In Wednesday’s Monetary Policy Report, the central bank said the rate cut was warranted given “ongoing weakness in the economy and inflation expected to remain close to the 2% target.” But it warned that “the structural damage caused by the trade conflict reduces the capacity of the economy and adds costs. This limits the role that monetary policy can play to boost demand while maintaining low inflation.”

Canada’s economy contracted 1.6% in the second quarter, with exports and business investment hit by the tariffs. U.S. trade actions and related uncertainty “are having severe effects on targeted sectors including autos, steel, aluminum, and lumber,” and GDP growth is expected to be weak in the second half of the year, the central bank said. 

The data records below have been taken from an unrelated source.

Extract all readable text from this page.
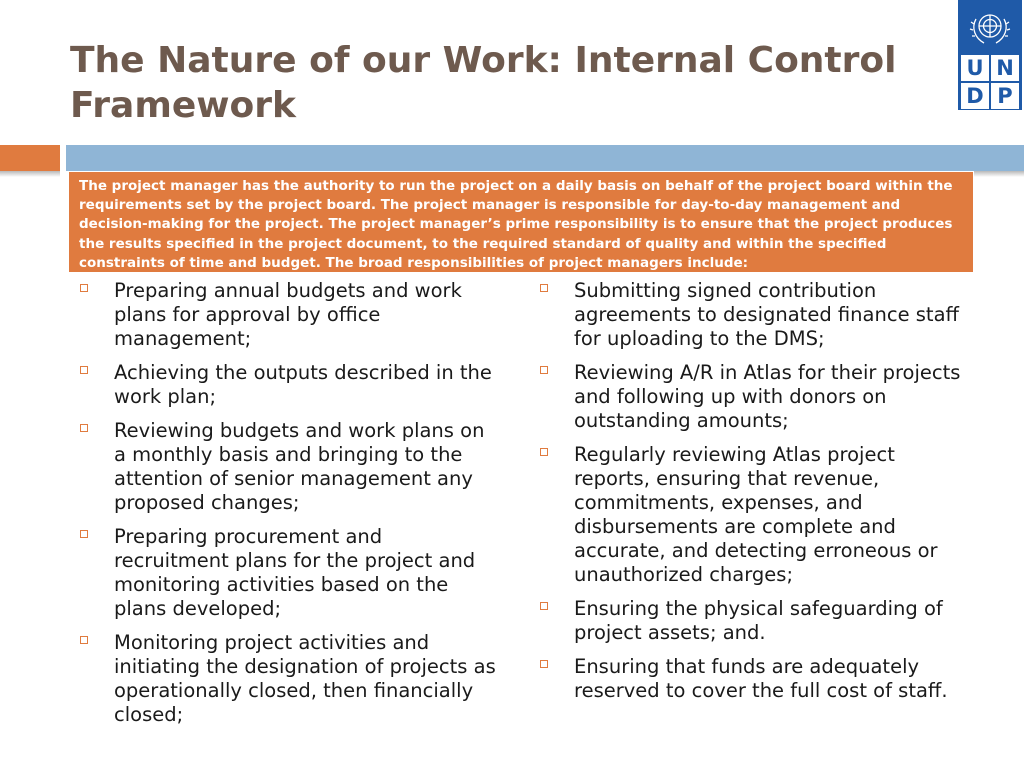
The Nature of our Work: Internal Control Framework
U N
D P
The project manager has the authority to run the project on a daily basis on behalf of the project board within the requirements set by the project board. The project manager is responsible for day-to-day management and decision-making for the project. The project manager’s prime responsibility is to ensure that the project produces the results specified in the project document, to the required standard of quality and within the specified constraints of time and budget. The broad responsibilities of project managers include:
Preparing annual budgets and work plans for approval by office management;
Achieving the outputs described in the work plan;
Reviewing budgets and work plans on a monthly basis and bringing to the attention of senior management any proposed changes;
Preparing procurement and recruitment plans for the project and monitoring activities based on the plans developed;
Monitoring project activities and initiating the designation of projects as operationally closed, then financially closed;
Submitting signed contribution agreements to designated finance staff for uploading to the DMS;
Reviewing A/R in Atlas for their projects and following up with donors on outstanding amounts;
Regularly reviewing Atlas project reports, ensuring that revenue, commitments, expenses, and disbursements are complete and accurate, and detecting erroneous or unauthorized charges;
Ensuring the physical safeguarding of project assets; and.
Ensuring that funds are adequately reserved to cover the full cost of staff.
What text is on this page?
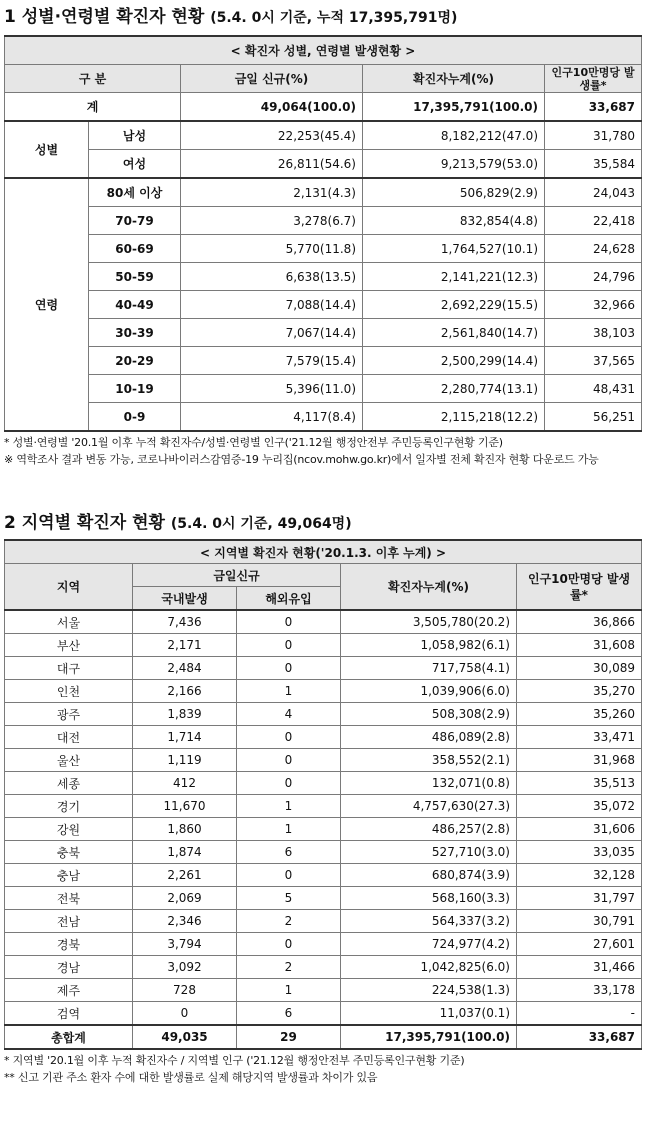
1 성별·연령별 확진자 현황 (5.4. 0시 기준, 누적 17,395,791명)
< 확진자 성별, 연령별 발생현황 >				
구 분		금일 신규(%)	확진자누계(%)	인구10만명당 발생률*
계		49,064(100.0)	17,395,791(100.0)	33,687
성별	남성	22,253(45.4)	8,182,212(47.0)	31,780
	여성	26,811(54.6)	9,213,579(53.0)	35,584
연령	80세 이상	2,131(4.3)	506,829(2.9)	24,043
	70-79	3,278(6.7)	832,854(4.8)	22,418
	60-69	5,770(11.8)	1,764,527(10.1)	24,628
	50-59	6,638(13.5)	2,141,221(12.3)	24,796
	40-49	7,088(14.4)	2,692,229(15.5)	32,966
	30-39	7,067(14.4)	2,561,840(14.7)	38,103
	20-29	7,579(15.4)	2,500,299(14.4)	37,565
	10-19	5,396(11.0)	2,280,774(13.1)	48,431
	0-9	4,117(8.4)	2,115,218(12.2)	56,251
* 성별·연령별 '20.1월 이후 누적 확진자수/성별·연령별 인구('21.12월 행정안전부 주민등록인구현황 기준)
※ 역학조사 결과 변동 가능, 코로나바이러스감염증-19 누리집(ncov.mohw.go.kr)에서 일자별 전체 확진자 현황 다운로드 가능
2 지역별 확진자 현황 (5.4. 0시 기준, 49,064명)
< 지역별 확진자 현황('20.1.3. 이후 누계) >				
지역	금일신규		확진자누계(%)	인구10만명당 발생률*
	국내발생	해외유입		
서울	7,436	0	3,505,780(20.2)	36,866
부산	2,171	0	1,058,982(6.1)	31,608
대구	2,484	0	717,758(4.1)	30,089
인천	2,166	1	1,039,906(6.0)	35,270
광주	1,839	4	508,308(2.9)	35,260
대전	1,714	0	486,089(2.8)	33,471
울산	1,119	0	358,552(2.1)	31,968
세종	412	0	132,071(0.8)	35,513
경기	11,670	1	4,757,630(27.3)	35,072
강원	1,860	1	486,257(2.8)	31,606
충북	1,874	6	527,710(3.0)	33,035
충남	2,261	0	680,874(3.9)	32,128
전북	2,069	5	568,160(3.3)	31,797
전남	2,346	2	564,337(3.2)	30,791
경북	3,794	0	724,977(4.2)	27,601
경남	3,092	2	1,042,825(6.0)	31,466
제주	728	1	224,538(1.3)	33,178
검역	0	6	11,037(0.1)	-
총합계	49,035	29	17,395,791(100.0)	33,687
* 지역별 '20.1월 이후 누적 확진자수 / 지역별 인구 ('21.12월 행정안전부 주민등록인구현황 기준)
** 신고 기관 주소 환자 수에 대한 발생률로 실제 해당지역 발생률과 차이가 있음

It projects GDP growth of 1.2% in 2025, 1.1% in 2026, and 1.6% in 2027, and expects potential output growth to slow to 1.6% in 2025 and 1.0% in 2026 before edging up again to 1.3% in 2027. Inflation is expected to hover near 2%, with core measures around 2.5%.

Fan warned that the projected slowdown in potential growth “will reduce the productive capacity of the Canadian economy and erode the effectiveness of monetary policy.” As the economy’s capacity shrinks, “it will become increasingly difficult for the Bank of Canada to lower interest rates to stimulate demand without risking that demand will exceed what the economy can produce, thereby causing inflation.”

Both Fan and Kavcic said fiscal policy will need to shoulder more of the responsibility for supporting the economy. Fan expects “new spending to focus on expanding the economy’s capacity limits” to be outlined in the Nov. 4 budget.